A lot of upside here. The only downside is that, like many layered abstractions, they invite bad behavior at the edges. ExecutorService has a shutdown sequence similar to what we’ve been working with already: first call
shutdown to tell the service to reject any new tasks and then
awaitTermination to finish up existing ones. If things get stuck, the
shutdownNow method invokes a more persuasive kill on the tasks.
What does “persuasive” mean? Turns out it’s exactly the same thread termination mechanisms that we’ve been talking about all along! So unless you can guarantee that your tasks are going to exit in an acceptable window, you have to write that same termination logic anyways.
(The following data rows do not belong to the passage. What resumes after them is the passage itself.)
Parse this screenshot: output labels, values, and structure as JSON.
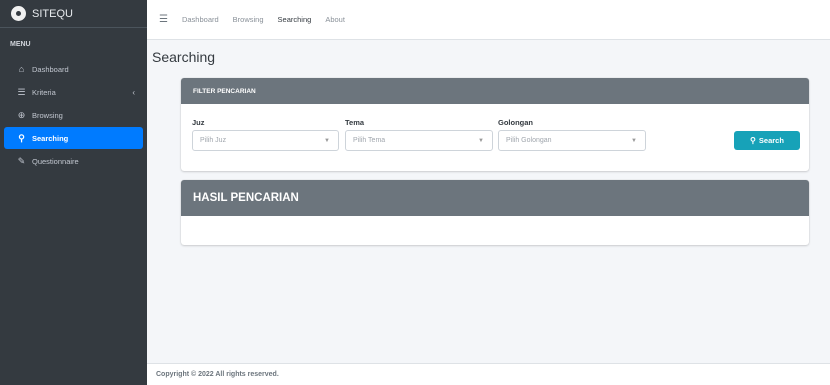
{
  "brand": {
    "name": "SITEQU"
  },
  "sidebar": {
    "header": "MENU",
    "items": [
      {
        "label": "Dashboard",
        "icon": "home-icon"
      },
      {
        "label": "Kriteria",
        "icon": "list-icon",
        "arrow": "‹"
      },
      {
        "label": "Browsing",
        "icon": "globe-icon"
      },
      {
        "label": "Searching",
        "icon": "search-icon",
        "active": true
      },
      {
        "label": "Questionnaire",
        "icon": "pencil-icon"
      }
    ]
  },
  "topnav": {
    "links": [
      "Dashboard",
      "Browsing",
      "Searching",
      "About"
    ],
    "active": "Searching"
  },
  "page": {
    "title": "Searching"
  },
  "filter": {
    "header": "FILTER PENCARIAN",
    "juz": {
      "label": "Juz",
      "placeholder": "Pilih Juz"
    },
    "tema": {
      "label": "Tema",
      "placeholder": "Pilih Tema"
    },
    "golongan": {
      "label": "Golongan",
      "placeholder": "Pilih Golongan"
    },
    "search_label": "Search"
  },
  "result": {
    "header": "HASIL PENCARIAN"
  },
  "footer": {
    "text": "Copyright © 2022 All rights reserved."
  },
  "colors": {
    "sidebar_bg": "#343a40",
    "active": "#007bff",
    "card_header": "#6c757d",
    "search_btn": "#17a2b8"
  }
}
Task-based systems introduce another more subtle issue — what happens to tasks that were queued but never got a chance to start? If you look at the documentation for shutdownNow, you’ll that see it returns that very list, but even official sample code usually ignores it. Shameful! The code that submitted those tasks almost certainly assumed they’d get done, and may even block for completion — don’t leave them hanging!
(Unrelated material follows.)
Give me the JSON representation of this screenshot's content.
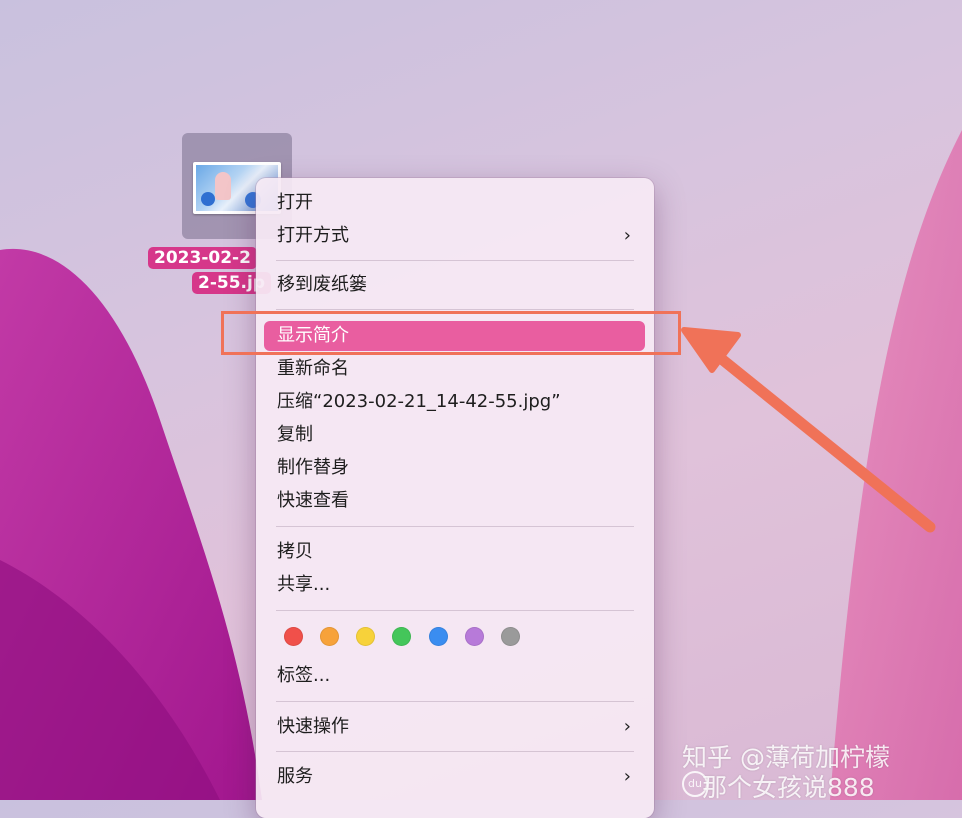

Honestly, by the time you’re in this deep, you probably want to look at a more serious messaging system. In-process parallelization is excellent for IO management and to speed up certain algorithms, but it’s a lousy choice for most other things. It’s lousy for the very reasons that have us working so hard on clean shutdowns — to reap the benefits, the submitting code needs to be confident its tasks will not just disappear into the ether.
These days it’s hard to beat cloud-based systems like AWS SQS or Azure Storage Queues. They provide great assurances for both senders and receivers: once a message is accepted, it will be delivered, and every attempt will be made to get it successfully processed. That’s not to say developers on either side of the equation can’t still mess it up, but at least there’s solid ground to build on.
A distributed system also lets you better separate work on different processes and different machines. Should your web server really be processing credit card transactions, even in the background? No way.
Going even further, the real endgame here is an enterprise-wide publish/subscribe messaging bus. Well-designed pubsub is transformative for distributed systems, because it turns tightly-bound transactions (“I just accepted an order, charge the credit card now”) into composable events (“In case anyone cares, I just accepted an order”). In this model, any actor can listen for relevant events — not just the credit card processor, but the inventory-forecasting system and the data warehouse too.
It can be tough to make this happen, especially in the frantic early days of a startup; doing it well takes a reasonable amount of planning that can seem like overkill. Trust me, I know. But that’s something to dive into another day. For now … learn from my mistakes and just get it done!